Researchers from the Laboratory for Tribology and Interface Nanotechnology (TINT) have developed a new nanocoating strategy that significantly improves the durability of high-performance polymer components. The study, published in Tribology International (IF 6.9), demonstrates how advanced solid-lubricant coatings can dramatically reduce friction and wear in polyether ether ketone (PEEK), a widely used engineering polymer.
PEEK is increasingly used in demanding engineering applications such as automotive systems, aerospace components, and biomedical devices because of its excellent strength-to-weight ratio, chemical stability, and thermal resistance. However, when used in moving mechanical systems, the material often suffers from relatively high friction and limited wear resistance, which restricts its use in high-load sliding applications.
To address this challenge, the research team applied carbon-alloyed tungsten disulfide (WSC) nanocoatings onto PEEK surfaces using a magnetron sputtering process. The coatings were carefully engineered with optimized architectures, including adhesion-enhancing interlayers, allowing the coating to remain stable during sliding contact. This surface-engineering approach created a durable low-friction interface on the polymer surface.
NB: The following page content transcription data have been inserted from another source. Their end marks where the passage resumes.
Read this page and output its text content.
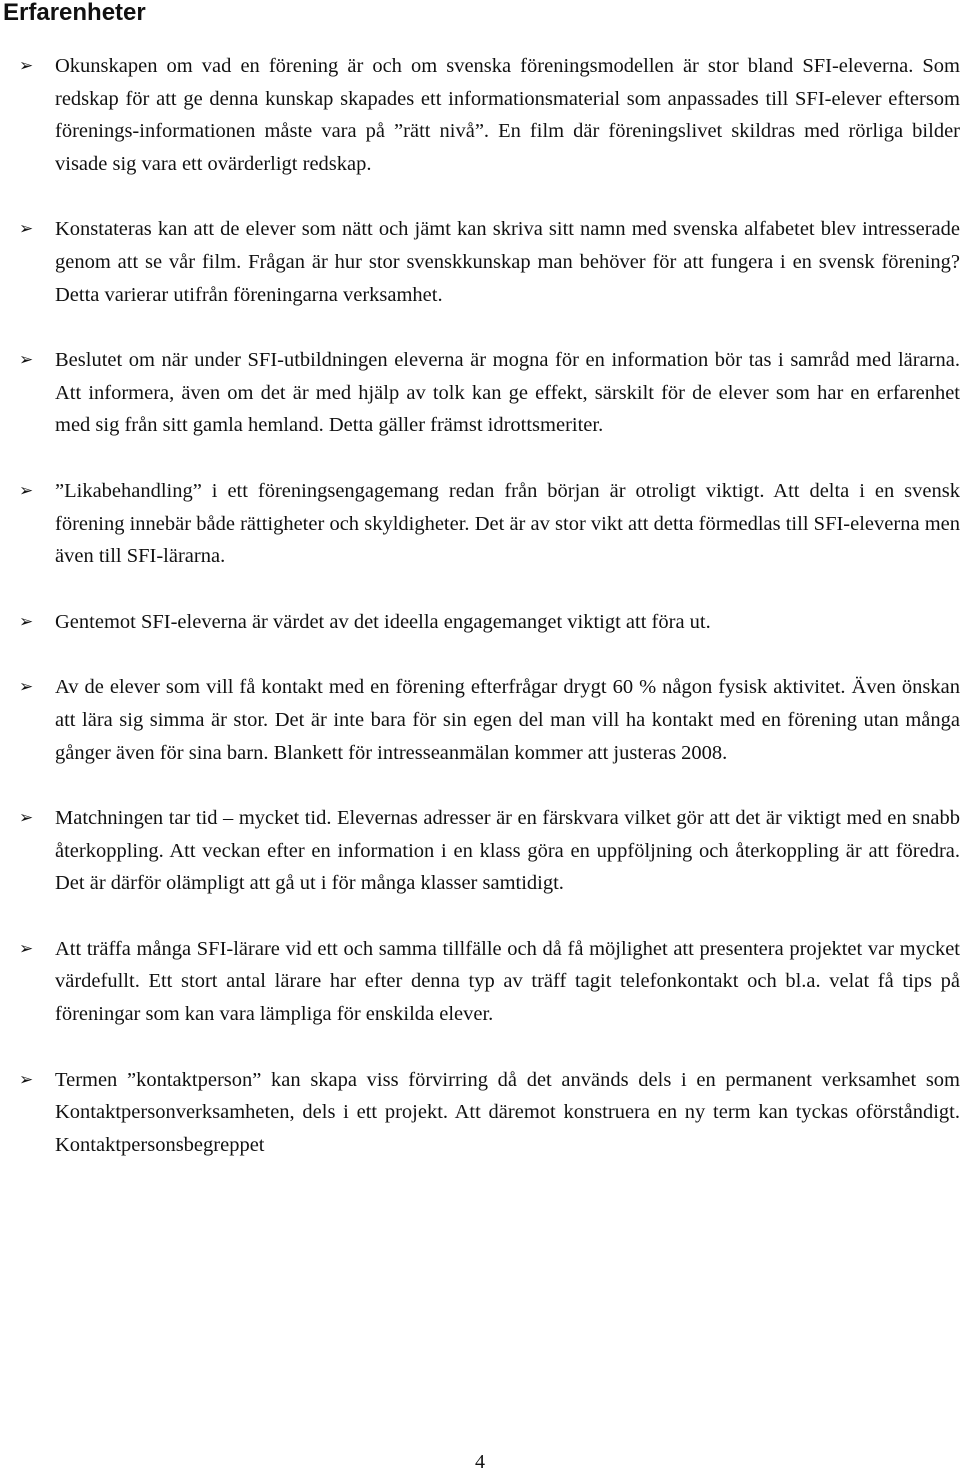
Erfarenheter
➢ Okunskapen om vad en förening är och om svenska föreningsmodellen är stor bland SFI-eleverna. Som redskap för att ge denna kunskap skapades ett informationsmaterial som anpassades till SFI-elever eftersom förenings-informationen måste vara på ”rätt nivå”. En film där föreningslivet skildras med rörliga bilder visade sig vara ett ovärderligt redskap.
➢ Konstateras kan att de elever som nätt och jämt kan skriva sitt namn med svenska alfabetet blev intresserade genom att se vår film. Frågan är hur stor svenskkunskap man behöver för att fungera i en svensk förening? Detta varierar utifrån föreningarna verksamhet.
➢ Beslutet om när under SFI-utbildningen eleverna är mogna för en information bör tas i samråd med lärarna. Att informera, även om det är med hjälp av tolk kan ge effekt, särskilt för de elever som har en erfarenhet med sig från sitt gamla hemland. Detta gäller främst idrottsmeriter.
➢ ”Likabehandling” i ett föreningsengagemang redan från början är otroligt viktigt. Att delta i en svensk förening innebär både rättigheter och skyldigheter. Det är av stor vikt att detta förmedlas till SFI-eleverna men även till SFI-lärarna.
➢ Gentemot SFI-eleverna är värdet av det ideella engagemanget viktigt att föra ut.
➢ Av de elever som vill få kontakt med en förening efterfrågar drygt 60 % någon fysisk aktivitet. Även önskan att lära sig simma är stor. Det är inte bara för sin egen del man vill ha kontakt med en förening utan många gånger även för sina barn. Blankett för intresseanmälan kommer att justeras 2008.
➢ Matchningen tar tid – mycket tid. Elevernas adresser är en färskvara vilket gör att det är viktigt med en snabb återkoppling. Att veckan efter en information i en klass göra en uppföljning och återkoppling är att föredra. Det är därför olämpligt att gå ut i för många klasser samtidigt.
➢ Att träffa många SFI-lärare vid ett och samma tillfälle och då få möjlighet att presentera projektet var mycket värdefullt. Ett stort antal lärare har efter denna typ av träff tagit telefonkontakt och bl.a. velat få tips på föreningar som kan vara lämpliga för enskilda elever.
➢ Termen ”kontaktperson” kan skapa viss förvirring då det används dels i en permanent verksamhet som Kontaktpersonverksamheten, dels i ett projekt. Att däremot konstruera en ny term kan tyckas oförståndigt. Kontaktpersonsbegreppet
4
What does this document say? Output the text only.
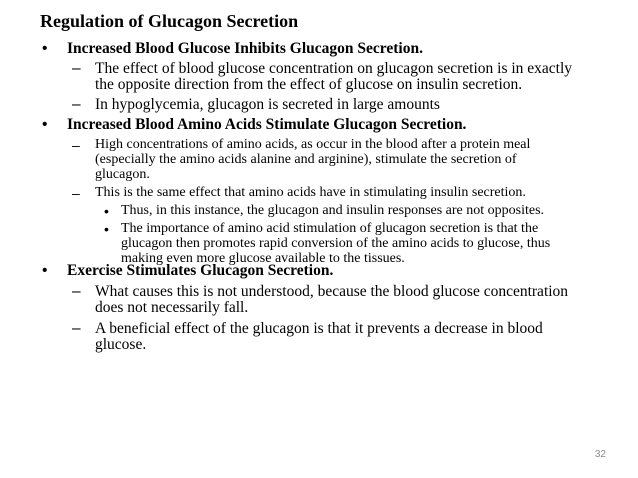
Regulation of Glucagon Secretion
• Increased Blood Glucose Inhibits Glucagon Secretion.
– The effect of blood glucose concentration on glucagon secretion is in exactly
the opposite direction from the effect of glucose on insulin secretion.
– In hypoglycemia, glucagon is secreted in large amounts
• Increased Blood Amino Acids Stimulate Glucagon Secretion.
– High concentrations of amino acids, as occur in the blood after a protein meal
(especially the amino acids alanine and arginine), stimulate the secretion of
glucagon.
– This is the same effect that amino acids have in stimulating insulin secretion.
• Thus, in this instance, the glucagon and insulin responses are not opposites.
• The importance of amino acid stimulation of glucagon secretion is that the
glucagon then promotes rapid conversion of the amino acids to glucose, thus
making even more glucose available to the tissues.
• Exercise Stimulates Glucagon Secretion.
– What causes this is not understood, because the blood glucose concentration
does not necessarily fall.
– A beneficial effect of the glucagon is that it prevents a decrease in blood
glucose.
32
Tribological testing revealed substantial performance improvements. The coated polymer surfaces showed up to 34% lower friction and more than 98% reduction in wear compared with uncoated PEEK. The enhanced performance was linked to the formation of a stable carbon-rich tribolayer during sliding, which protects the polymer surface and promotes smooth motion between contacting parts.
“Advanced nanostructured coatings can fundamentally change how lightweight polymers behave in mechanical systems,” said Dr. Talha Bin Yaqub, lead author of the study. Professor Mitjan Kalin, who led the research, noted that such surface-engineering strategies could enable polymers like PEEK to replace heavier metal components in future machines.
The findings highlight a scalable pathway for integrating solid-lubricant nanocoatings with polymer components. This could benefit a wide range of applications, including polymer gears, bearings, and sliding elements in energy-efficient transportation and industrial machinery.
Figure: Overview of the experimental approach used to enhance the durability and tribological performance of PEEK polymer using carbon-alloyed tungsten disulfide (WSC) coatings. (a) Schematic illustration of the magnetron sputtering deposition system showing the arrangement of WS₂, carbon, and chromium targets around the rotating specimen holder used for coating synthesis and the conceptual representation of the DC magnetron sputtering process, where Ar⁺ ions generated in the plasma bombard the target, ejecting atoms that subsequently deposit on the substrate to form the WSC coating.
(b) Reciprocating sliding test configuration and coating architectures investigated in this study, comparing uncoated PEEK, WSC-coated PEEK without interlayer (PEEK/WSC), and WSC-coated PEEK with Cr interlayer and gradient layer (PEEK/Cr/WSC).
(c-d) Summary of tribological performance efficiency and durability, showing the reduction in friction coefficient and specific wear rate achieved with the optimized coating architecture, demonstrating improved durability of the coated polymer surface.